The Bicycle Pump

The tires on my bicycle are looking and feeling a bit squishy, so I decided that it was time to increase their atmospheric pressure by application of generous thrusts upon a pumping device designed for the task.

I hadn’t actually needed a pump since I brought the bike, thanks to a mixture of laziness in using the bike, and luck when out on it – so off to the local bicycle emporium to make a purchase.

My last bike was stolen a few years ago, and at the time, the pump was the classic long thin tube with a short fabric covered bendy pipe that created the necessary symbiosis between bike and pump.

Fortunately, upon entering the bike shop I was able to swiftly spy my goal, but also spent a moment perusing the vastly posher looking pumps on offer. Do people really pay £20 for a bicycle pump I thought to myself? Do people really buy pumps with compressed air to save them the effort of manual labour I pondered.

Obviously they do, otherwise the shop wouldn’t stock them – but the concept confounded me a bit at the time.

Purchase made – and half an hour later I was back in the shop.

It seems the world has convulsed somewhat since I last owned a bike – and now there are different fittings for bike pumps.

The salesman explained that I could spend £20 on a gigantic pump unit which was very good at pumping tires, but looked rather difficult to store in a small cupboard – or I could spend a similar amount on one of those small posh pumps that I had been looking at in bemusement less than an hour ago.

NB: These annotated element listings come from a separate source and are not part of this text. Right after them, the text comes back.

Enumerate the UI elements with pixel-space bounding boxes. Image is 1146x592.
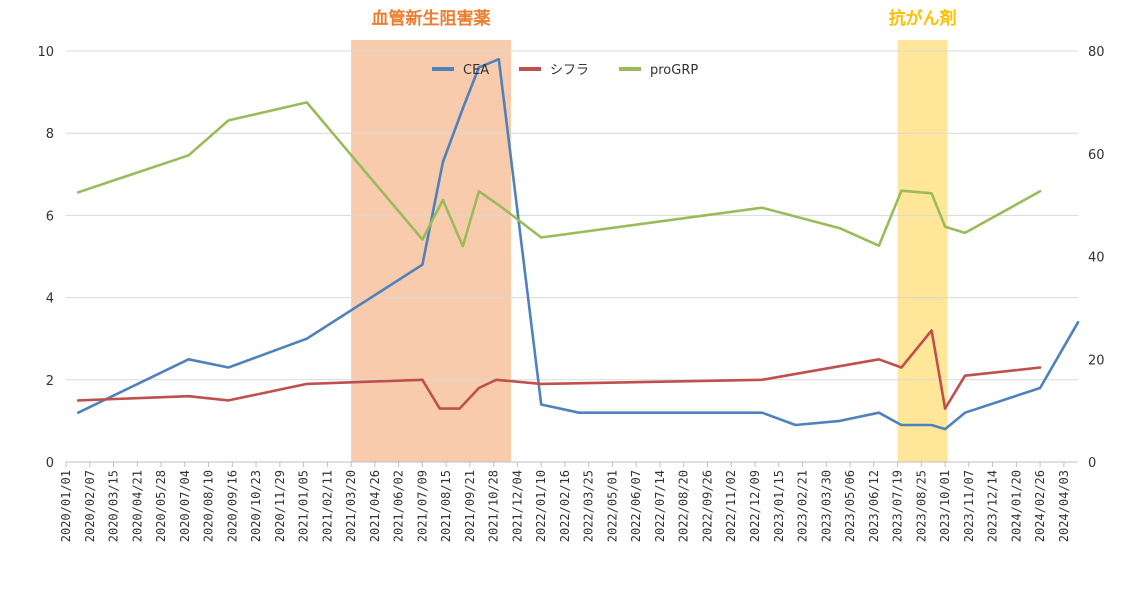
series-lines <box>76 57 1080 431</box>
x-tick-label-33: 2023/05/06 <box>843 470 857 542</box>
x-tick-label-12: 2021/03/20 <box>344 470 358 542</box>
x-tick-label-16: 2021/08/15 <box>439 470 453 542</box>
x-tick-label-20: 2022/01/10 <box>534 470 548 542</box>
x-tick-label-1: 2020/02/07 <box>83 470 97 542</box>
x-tick-label-2: 2020/03/15 <box>107 470 121 542</box>
x-tick-label-30: 2023/01/15 <box>772 470 786 542</box>
x-tick-label-28: 2022/11/02 <box>724 470 738 542</box>
x-axis: 2020/01/01 2020/02/07 2020/03/15 2020/04/21… <box>59 462 1071 542</box>
left-y-axis: 0 2 4 6 8 10 <box>37 45 54 471</box>
x-tick-label-29: 2022/12/09 <box>748 470 762 542</box>
treatment-band-label-0: 血管新生阻害薬 <box>372 8 491 29</box>
right-y-tick-label-2: 40 <box>1088 251 1105 266</box>
x-tick-label-40: 2024/01/20 <box>1009 470 1023 542</box>
treatment-bands: 血管新生阻害薬 抗がん剤 <box>351 8 957 462</box>
x-tick-label-41: 2024/02/26 <box>1033 470 1047 542</box>
x-tick-label-3: 2020/04/21 <box>130 470 144 542</box>
x-tick-label-27: 2022/09/26 <box>700 470 714 542</box>
x-tick-label-14: 2021/06/02 <box>392 470 406 542</box>
x-tick-label-4: 2020/05/28 <box>154 470 168 542</box>
right-y-axis: 0 20 40 60 80 <box>1088 45 1105 471</box>
x-tick-label-31: 2023/02/21 <box>796 470 810 542</box>
x-tick-label-42: 2024/04/03 <box>1057 470 1071 542</box>
x-tick-label-35: 2023/07/19 <box>891 470 905 542</box>
left-y-tick-label-4: 8 <box>46 127 54 142</box>
x-tick-label-13: 2021/04/26 <box>368 470 382 542</box>
x-tick-label-21: 2022/02/16 <box>558 470 572 542</box>
x-tick-label-19: 2021/12/04 <box>510 470 524 542</box>
x-tick-label-18: 2021/10/28 <box>487 470 501 542</box>
legend-label-1: シフラ <box>550 63 589 78</box>
x-tick-label-6: 2020/08/10 <box>202 470 216 542</box>
x-tick-label-11: 2021/02/11 <box>320 470 334 542</box>
x-tick-label-23: 2022/05/01 <box>605 470 619 542</box>
legend-label-2: proGRP <box>650 63 698 78</box>
treatment-band-label-1: 抗がん剤 <box>889 8 957 29</box>
right-y-tick-label-0: 0 <box>1088 456 1096 471</box>
x-tick-label-15: 2021/07/09 <box>415 470 429 542</box>
x-tick-label-32: 2023/03/30 <box>819 470 833 542</box>
treatment-band-1 <box>897 40 948 462</box>
right-y-tick-label-4: 80 <box>1088 45 1105 60</box>
x-tick-label-9: 2020/11/29 <box>273 470 287 542</box>
x-tick-label-22: 2022/03/25 <box>582 470 596 542</box>
right-y-tick-label-1: 20 <box>1088 353 1105 368</box>
x-tick-label-17: 2021/09/21 <box>463 470 477 542</box>
x-tick-label-10: 2021/01/05 <box>297 470 311 542</box>
series-line-proGRP <box>76 101 1042 248</box>
left-y-tick-label-1: 2 <box>46 374 54 389</box>
x-tick-label-0: 2020/01/01 <box>59 470 73 542</box>
left-y-tick-label-0: 0 <box>46 456 54 471</box>
right-y-tick-label-3: 60 <box>1088 148 1105 163</box>
left-y-tick-label-3: 6 <box>46 209 54 224</box>
treatment-band-0 <box>351 40 511 462</box>
x-tick-label-24: 2022/06/07 <box>629 470 643 542</box>
gridlines <box>66 50 1078 463</box>
series-line-CEA <box>76 57 1080 431</box>
x-tick-label-7: 2020/09/16 <box>225 470 239 542</box>
x-tick-label-37: 2023/10/01 <box>938 470 952 542</box>
x-tick-label-26: 2022/08/20 <box>677 470 691 542</box>
x-tick-label-39: 2023/12/14 <box>986 470 1000 542</box>
legend-label-0: CEA <box>463 63 489 78</box>
x-tick-label-36: 2023/08/25 <box>914 470 928 542</box>
x-tick-label-8: 2020/10/23 <box>249 470 263 542</box>
left-y-tick-label-2: 4 <box>46 292 54 307</box>
left-y-tick-label-5: 10 <box>37 45 54 60</box>
x-tick-label-5: 2020/07/04 <box>178 470 192 542</box>
x-tick-label-38: 2023/11/07 <box>962 470 976 542</box>
legend: CEA シフラ proGRP <box>432 63 698 78</box>
series-line-シフラ <box>76 329 1042 410</box>
x-tick-label-25: 2022/07/14 <box>653 470 667 542</box>
x-tick-label-34: 2023/06/12 <box>867 470 881 542</box>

No – you cannot use a £4 plastic tube any more – you have to buy a posh brushed steel pump that is less comfortable to use and costs a comparative fortune for the task it is destined to perform.

On the upside, it does look rather manly in a geeky gadget sort of way.

Whether that justifies the extra cost and an industry which seems to have switched from a time honoured simplicity to over designed industrial complexity is dubious though.